Bereits zu dieser Zeit trat ein scharfer Kontrast zwischen Ideologie und Worten der SPD und ihren Taten zutage, war sie doch ideologisch noch immer auf den Marxismus festgelegt und distanzierte sich politisch von diesem. Bei Kriegsausbruch setzten sich die Reformer durch, die – unter dem Eindruck der Kriegserklärung an das verhasste zaristische Regime in Russland – den Burgfrieden durchpeitschten, dem bis auf zwei Parteimitglieder dann auch alle zustimmten. Gleichwohl, dieser hielt nicht lange. Noch im Krieg spaltete sich die SPD in die USPD (Unabhängige Sozialdemokratische Partei Deutschlands) und die MSPD (Mehrheitssozialdemokratische Partei Deutschlands). Nach Kriegsende zerbrach eine Koalition zwischen den beiden Parteien schnell an der Frage der Niederschlagung der Aufstände; wiederum siegte der reformistische Flügel, und unter Gustav Noske verbündete sich die SPD mit den Rechtsnationalistischen Freikorps uns ließ den kommunistischen Aufstand niederschießen – eine Entscheidung, die aller Wahrscheinlichkeit nach den Bürgerkrieg verhinderte. Die USPD ihrerseits spaltete sich noch einmal, ihr Rest vereinigte sich mit der MSPD 1922 wieder zur SPD. In der Weimarer Republik beteiligte sich die SPD bis 1920 an allen Regierungen und stellte bis 1925 den Reichspräsidenten; danach ging sie in die Opposition, wo sie bis 1933 verblieb.

Ihre größte Stunde hatte die SPD dabei mit ihrem „Nein“ zum Reichsermächtigungsgesetz, das Josef Felder in seinem Buch „Warum ich Nein sagte“ äußerst bewegend beschreibt. Nachdem die Kommunisten bereits alle mundtot gemacht waren und die bürgerlichen Parteien den Mut nicht aufbrachten, sich gegen Hitler auszusprechen, war dies nur noch eine moralische Geste – eine Geste, von der die SPD noch jahrzehntelang zu Recht Stärke bezog, auch, wenn das Volk sie nie wirklich honorierte. Nach dem Krieg wurde die Hoffnung der SPD auf die Regierung abermals enttäuscht; Adenauers kapitalistischem und westgebundenem Programm wurde der Vorzug vor dem neutralistischen und marxistisch angelehnten Programm der SPD gegeben.
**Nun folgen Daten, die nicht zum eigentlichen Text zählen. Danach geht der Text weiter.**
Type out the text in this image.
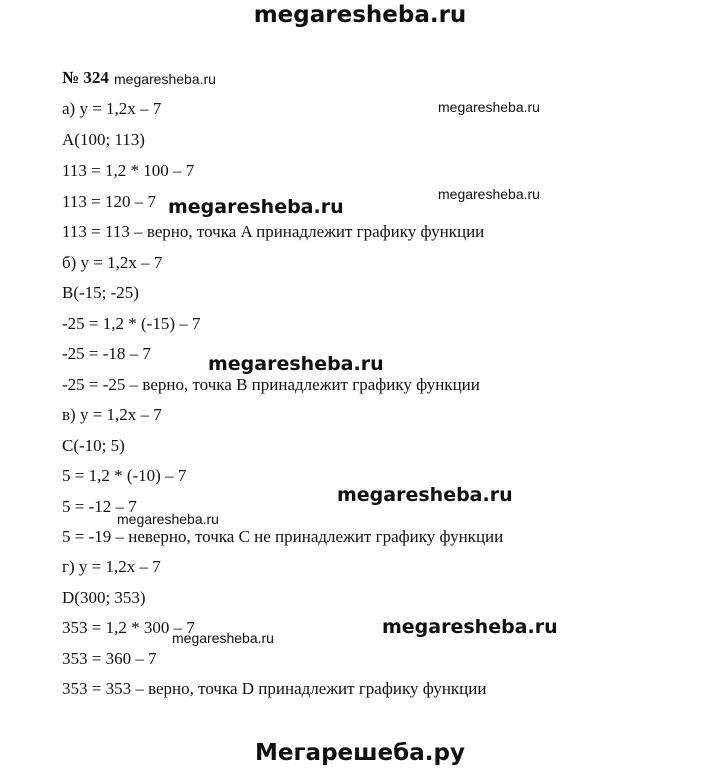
megaresheba.ru
№ 324
а) y = 1,2x – 7
A(100; 113)
113 = 1,2 * 100 – 7
113 = 120 – 7
113 = 113 – верно, точка A принадлежит графику функции
б) y = 1,2x – 7
B(-15; -25)
-25 = 1,2 * (-15) – 7
-25 = -18 – 7
-25 = -25 – верно, точка B принадлежит графику функции
в) y = 1,2x – 7
C(-10; 5)
5 = 1,2 * (-10) – 7
5 = -12 – 7
5 = -19 – неверно, точка C не принадлежит графику функции
г) y = 1,2x – 7
D(300; 353)
353 = 1,2 * 300 – 7
353 = 360 – 7
353 = 353 – верно, точка D принадлежит графику функции
megaresheba.ru
megaresheba.ru
megaresheba.ru
megaresheba.ru
megaresheba.ru
megaresheba.ru
megaresheba.ru
megaresheba.ru
megaresheba.ru
Мегарешеба.ру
Die Einsicht, dass man sich auch ideologisch vom Marxismus verabschieden müsse, den man längst nicht mehr betrieb, führte 1959 zum Godesberger Programm und in Folge für steigende Wahlergebnisse. 1966-1969 erstmals in der Großen Koalition mit in der Regierungsverantwortung, errang sie 1969 die Mehrheit zusammen mit der FDP und bildete die erste sozialliberale Regierung in Deutschland. Der damit verbundene Umschwung in Politik, Wirtschaft und Gesellschaft war die goldene Zeit der SPD. 1972 sorgten Rentenreform und Ostverträge für einen triumphalen Wahlsieg des sozialliberalen Bündnisses. Am Erfolg änderten auch Rückschläge wie der Rücktritt Willy Brandts wenig. Erst Ende der 1970er, Anfang der 1980er Jahre, als die Hinwendung der FDP zum Wirtschaftsliberalismus immer offensichtlicher und schwerer zu überbrücken wurde, zerbrach diese Koalition, und die SPD ging für sechzehn lange Jahre in die Opposition. Mit dem Aufstieg Lafontaines und Schröders fand dabei ein Generationenwechsel statt. Besonders erwähnenswert ist in diesem Zusammenhang noch die Wiedervereinigung. Unter Kanzlerkandidat Lafontaine votierte die SPD seinerzeit für eine ganze Reihe Maßnahmen, die sich im Rückblick als richtig herausgestellt haben und welche die CDU aus wahltaktischen Gründen ablehnte. Gegen Ende der 1990er Jahre errang die SPD dann die Mehrheit im Bundesrat, womit der berühmt-berüchtigte „Reformstau“ ebenso seinen Anfang nahm wie die informelle Große Koalition.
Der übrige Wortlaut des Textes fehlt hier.